In his “2014 Year-End Report on the Federal Judiciary,” Roberts said the new online system would offer all petitions, responses, briefs and other public documents filed with the court and said it “may be operational as soon as 2016.” Paper copies of the documents are available to the public at the court, but are not retrievable on the court’s Web site, www.supremecourt.gov.

But Roberts referred only obliquely to other calls for more transparency — such as televised oral arguments or same-day audio of the court’s sessions — and made no apologies for what he described as the court’s tortoise-like implementation of modern technology.

“Like other centuries-old institutions, courts may have practices that seem archaic and inefficient — and some are,” Roberts wrote. “But others rest on traditions that embody intangible wisdom.” He added, “Judges and court executives are understandably circumspect in introducing change to a court system that works well until they are satisfied that they are introducing change for the good.”

“In his year-end report, Chief Justice Roberts rightly promotes how the courts have embraced new technology,” Sen. Charles E. Grassley (R-Iowa), who serves on the Judiciary Committee, said in a release. “Unfortunately, though, the courts have yet to embrace the one technology that the founders would likely have advocated for-cameras in the courtroom.”

Gabe Roth, executive director of a group called Fix the Court that is critical of the court’s transparency policies, said Roberts’ gesture was positive if underwhelming.
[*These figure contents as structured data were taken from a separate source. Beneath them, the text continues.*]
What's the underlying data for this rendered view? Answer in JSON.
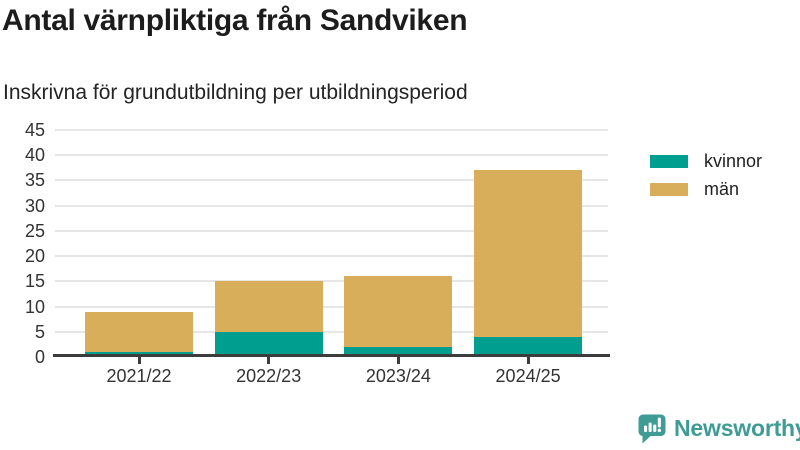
{
  "header": {
    "title": "Antal värnpliktiga från Sandviken",
    "subtitle": "Inskrivna för grundutbildning per utbildningsperiod"
  },
  "chart_data": {
    "type": "bar",
    "stacked": true,
    "title": "Antal värnpliktiga från Sandviken",
    "subtitle": "Inskrivna för grundutbildning per utbildningsperiod",
    "categories": [
      "2021/22",
      "2022/23",
      "2023/24",
      "2024/25"
    ],
    "series": [
      {
        "name": "kvinnor",
        "color": "#009e8f",
        "values": [
          1,
          5,
          2,
          4
        ]
      },
      {
        "name": "män",
        "color": "#d9ae5a",
        "values": [
          8,
          10,
          14,
          33
        ]
      }
    ],
    "stacked_totals": [
      9,
      15,
      16,
      37
    ],
    "ylim": [
      0,
      45
    ],
    "ytick_step": 5,
    "ytick_labels": [
      "0",
      "5",
      "10",
      "15",
      "20",
      "25",
      "30",
      "35",
      "40",
      "45"
    ],
    "grid": true,
    "legend_position": "right",
    "axis_color": "#3c3c3c",
    "gridline_color": "#e6e6e6",
    "label_color": "#333333"
  },
  "branding": {
    "logo_text": "Newsworthy",
    "logo_color": "#3f9c94",
    "logo_icon": "speech-bubble-bar-chart-icon"
  }
}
“The first step to recovery is admitting there’s a problem,” Roth said. But he added, “this may be the very least the court could do to become more transparent.”

First on his group’s wish list is allowing cameras into the courtroom, something that the justices have denied. Critics would also like to have audio available immediately from oral arguments; tapes of the sessions are made available on Fridays of the week the arguments are held. (Same-day transcripts of the arguments are posted on the court’s Web site.)

Additionally, the justices do not post their financial disclosures online or have a system for publicizing their public speaking engagements. And it is up to the individual justice to control access.

For instance, a recent joint appearance by Justices Antonin Scalia and Elena Kagan at the University of Mississippi law school was open to coverage by reporters in Oxford, but Scalia said it could not be recorded, televised or made available by webcast.

Roberts did not address such issues in his report. But he noted that justices and judges “understandably focus on those innovations that, first and foremost, advance their primary goal of fairly and efficiently adjudicating cases through the application of law.”

He noted that the court’s east pediment features, among the images of historic lawgivers, the fable of the tortoise and the hare. Architect Cass Gilbert paid tribute to the winner of the race by placing large bronze turtles at the bases of the court’s exterior lamposts, Roberts wrote.

Similarly, he said, that even though The Washington Post declared the dawn of the “pneumatic age” in 1893, it was not until the Supreme Court’s building debuted in 1935 that the compressed-air system of pneumatic tubes was embraced as a way to ferry the court’s opinions to waiting reporters a floor below the courtroom.

Similarly, Roberts said the federal judiciary has benefited from online systems already in use, but must proceed cautiously to protect confidentiality in some cases and to make sure the system is secure.

Courts must be on guard against “foreign and domestic hackers, whose motives may range from fishing for secrets to discrediting the government or impairing court operations,” he wrote.

Many of the documents Roberts mentioned are available online through profit-making organizations such as Lexis Nexis. The American Bar Association maintains a Web site that contains briefs filed in the cases the court has chosen to accept.

And for many, the Web site Scotusblog.com, founded by Washington lawyer and Supreme Court practitioner Thomas G. Goldstein, is the go-to place to read documents filed with the court.

Goldstein said a staffer is charged with contacting attorneys who file petitions and briefs with the court to try to get digital versions that the Web site can offer to readers.

Such documents are of great interest to those who come to Scotusblog, Goldstein said. He said it “would be a great development” for the court to do what Roberts outlined and require attorneys to file electronic versions of their pleas to the court.